Ihr Anblick sorgt bei den meisten Menschen nicht unbedingt für Freude. Dabei gäbe es bei den meisten Arten Grund dazu, denn auf dem Speiseplan von Raub- und Blumenwanzen stehen Thripse, Blattläuse, Spinnmilben und die Nymphen der Weißen Fliege – und damit jede Menge Pflanzenschädlinge. Zu erkennen sind Wanzen an ihrer charakteristischen Form, der oval-platten Gestalt. Anfassen sollte man die Tierchen dennoch nicht unbedingt, denn sie können mitunter stechen. Zu Unrecht verrufen und völlig harmlos für Mensch und Pflanze ist dagegen die häufig in Massen auftretende Feuerwanze mit ihrer unverkennbaren roten Musterung.

Kellerassel

kellerassel

Kellerasseln fressen modernde Pflanzenreste und sind somit ein Segen fürs Ökosystem.

Auf den ersten Blick sind es graue, hässliche Krabbeltiere, die weghuschen, wenn man plötzlich Licht in ihr Dunkel bringt. Also zum Beispiel einen Blumentopf im Garten hochhebt. Schaut man genauer hin, muss man jedoch erkennen: Eigentlich sind die kleinen Panzertiere extrem faszinierende Wesen. Sie sind keine Insekten, sondern gehören zu den Krebstieren und können sogar durch Kiemen atmen. Kellerasseln fressen modernde Pflanzenreste und sind somit ein Segen fürs Ökosystem.

Ohrwurm

Ohrenkneifer

Ohrenkneifer der Art Anisolabis maritima.

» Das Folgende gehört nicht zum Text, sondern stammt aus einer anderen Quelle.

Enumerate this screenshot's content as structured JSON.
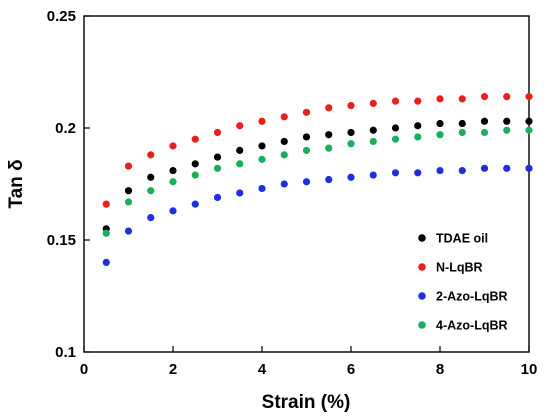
{
  "chart_data": {
    "type": "scatter",
    "xlabel": "Strain (%)",
    "ylabel": "Tan δ",
    "xlim": [
      0,
      10
    ],
    "ylim": [
      0.1,
      0.25
    ],
    "xticks": [
      0,
      2,
      4,
      6,
      8,
      10
    ],
    "yticks": [
      0.1,
      0.15,
      0.2,
      0.25
    ],
    "xtick_labels": [
      "0",
      "2",
      "4",
      "6",
      "8",
      "10"
    ],
    "ytick_labels": [
      "0.1",
      "0.15",
      "0.2",
      "0.25"
    ],
    "grid": false,
    "legend": "bottom-right",
    "x": [
      0.5,
      1.0,
      1.5,
      2.0,
      2.5,
      3.0,
      3.5,
      4.0,
      4.5,
      5.0,
      5.5,
      6.0,
      6.5,
      7.0,
      7.5,
      8.0,
      8.5,
      9.0,
      9.5,
      10.0
    ],
    "series": [
      {
        "name": "TDAE oil",
        "color": "#000000",
        "values": [
          0.155,
          0.172,
          0.178,
          0.181,
          0.184,
          0.187,
          0.19,
          0.192,
          0.194,
          0.196,
          0.197,
          0.198,
          0.199,
          0.2,
          0.201,
          0.202,
          0.202,
          0.203,
          0.203,
          0.203
        ]
      },
      {
        "name": "N-LqBR",
        "color": "#e8211e",
        "values": [
          0.166,
          0.183,
          0.188,
          0.192,
          0.195,
          0.198,
          0.201,
          0.203,
          0.205,
          0.207,
          0.209,
          0.21,
          0.211,
          0.212,
          0.212,
          0.213,
          0.213,
          0.214,
          0.214,
          0.214
        ]
      },
      {
        "name": "2-Azo-LqBR",
        "color": "#1f2fe0",
        "values": [
          0.14,
          0.154,
          0.16,
          0.163,
          0.166,
          0.169,
          0.171,
          0.173,
          0.175,
          0.176,
          0.177,
          0.178,
          0.179,
          0.18,
          0.18,
          0.181,
          0.181,
          0.182,
          0.182,
          0.182
        ]
      },
      {
        "name": "4-Azo-LqBR",
        "color": "#18b05a",
        "values": [
          0.153,
          0.167,
          0.172,
          0.176,
          0.179,
          0.182,
          0.184,
          0.186,
          0.188,
          0.19,
          0.191,
          0.193,
          0.194,
          0.195,
          0.196,
          0.197,
          0.198,
          0.198,
          0.199,
          0.199
        ]
      }
    ]
  }
}
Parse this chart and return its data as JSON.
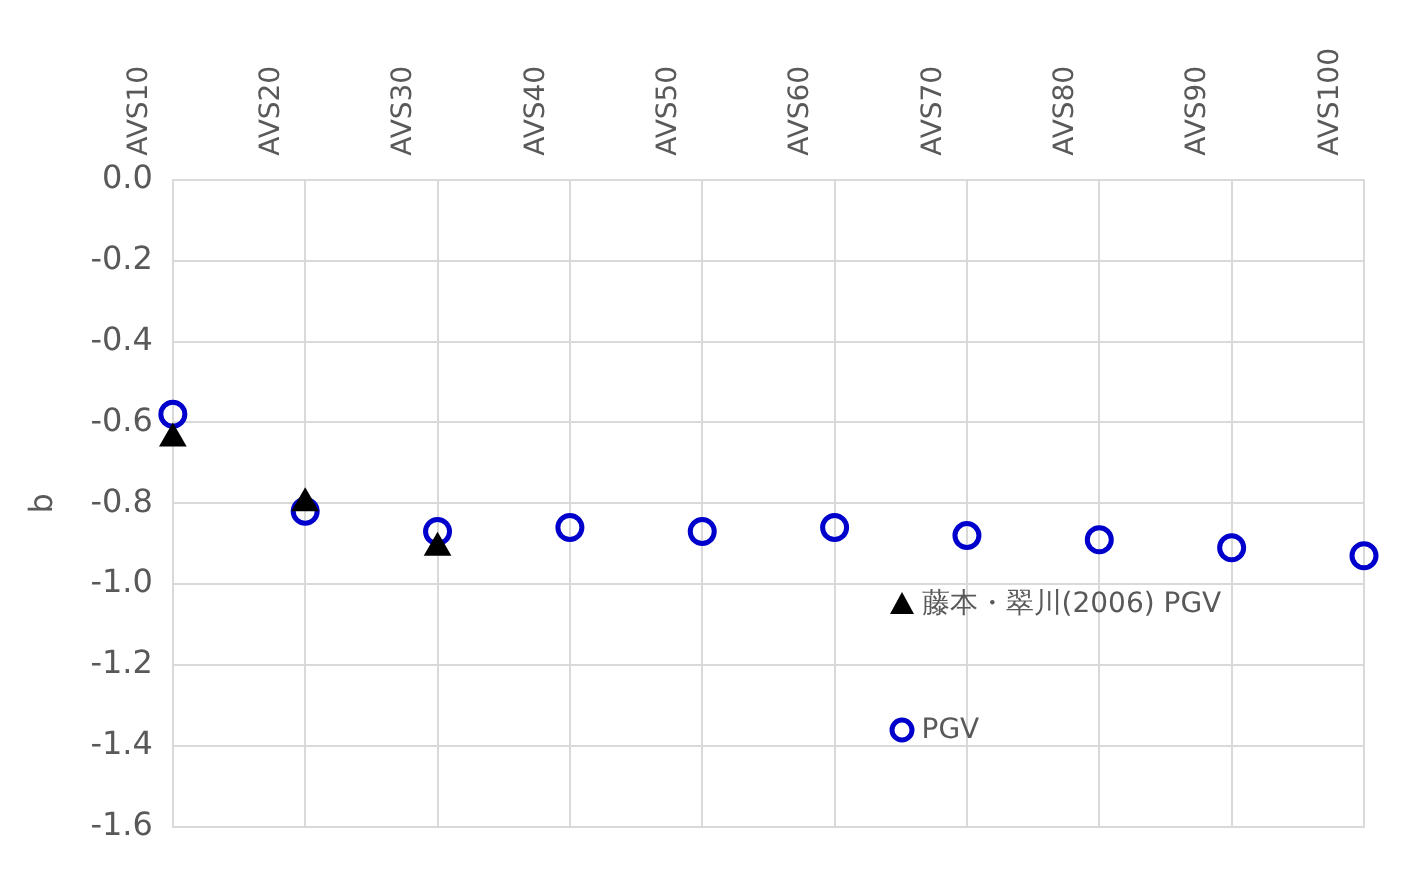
{
  "chart_data": {
    "type": "scatter",
    "ylabel": "b",
    "categories": [
      "AVS10",
      "AVS20",
      "AVS30",
      "AVS40",
      "AVS50",
      "AVS60",
      "AVS70",
      "AVS80",
      "AVS90",
      "AVS100"
    ],
    "series": [
      {
        "name": "藤本・翠川(2006) PGV",
        "color": "#000000",
        "marker": "triangle",
        "values": [
          -0.64,
          -0.8,
          -0.91,
          null,
          null,
          null,
          null,
          null,
          null,
          null
        ]
      },
      {
        "name": "PGV",
        "color": "#0000cc",
        "marker": "circle",
        "values": [
          -0.58,
          -0.82,
          -0.87,
          -0.86,
          -0.87,
          -0.86,
          -0.88,
          -0.89,
          -0.91,
          -0.93
        ]
      }
    ],
    "ylim": [
      -1.6,
      0
    ],
    "yticks": [
      {
        "value": 0,
        "label": "0.0"
      },
      -0.2,
      -0.4,
      -0.6,
      -0.8,
      {
        "value": -1,
        "label": "-1.0"
      },
      -1.2,
      -1.4,
      -1.6
    ],
    "grid": true,
    "legend": "bottom right"
  }
}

Einen zu Unrecht schlechten Ruf hat auch der Ohrwurm, der gar kein Wurm ist. Er kneift aber auch nicht, wie sein anderer Name „Ohrenkneifer“ vermuten lässt. Und in Ohren kriecht er freiwillig ebenfalls nicht. Tatsächlich ist der Ohrwurm ein Fluginsekt. Allerdings sind die Flügel der meisten Arten so verkümmert, dass sie nicht fliegen können. Der Name Ohrwurm geht vermutlich auf die Tatsache zurück, dass das Tier im Mittelalter in zermahlener Form gegen Ohrenschmerzen angewendet wurde. Dagegen gibt es heute weitaus wirksamere Mittel, aber in seinem Einsatz gegen Blattläuse ist der Ohrwurm unermüdlich. Im Obstanbau wird er gar professionell eingesetzt. Er nimmt gerne mit Stroh gefüllte Tontöpfe als Unterschlupf an.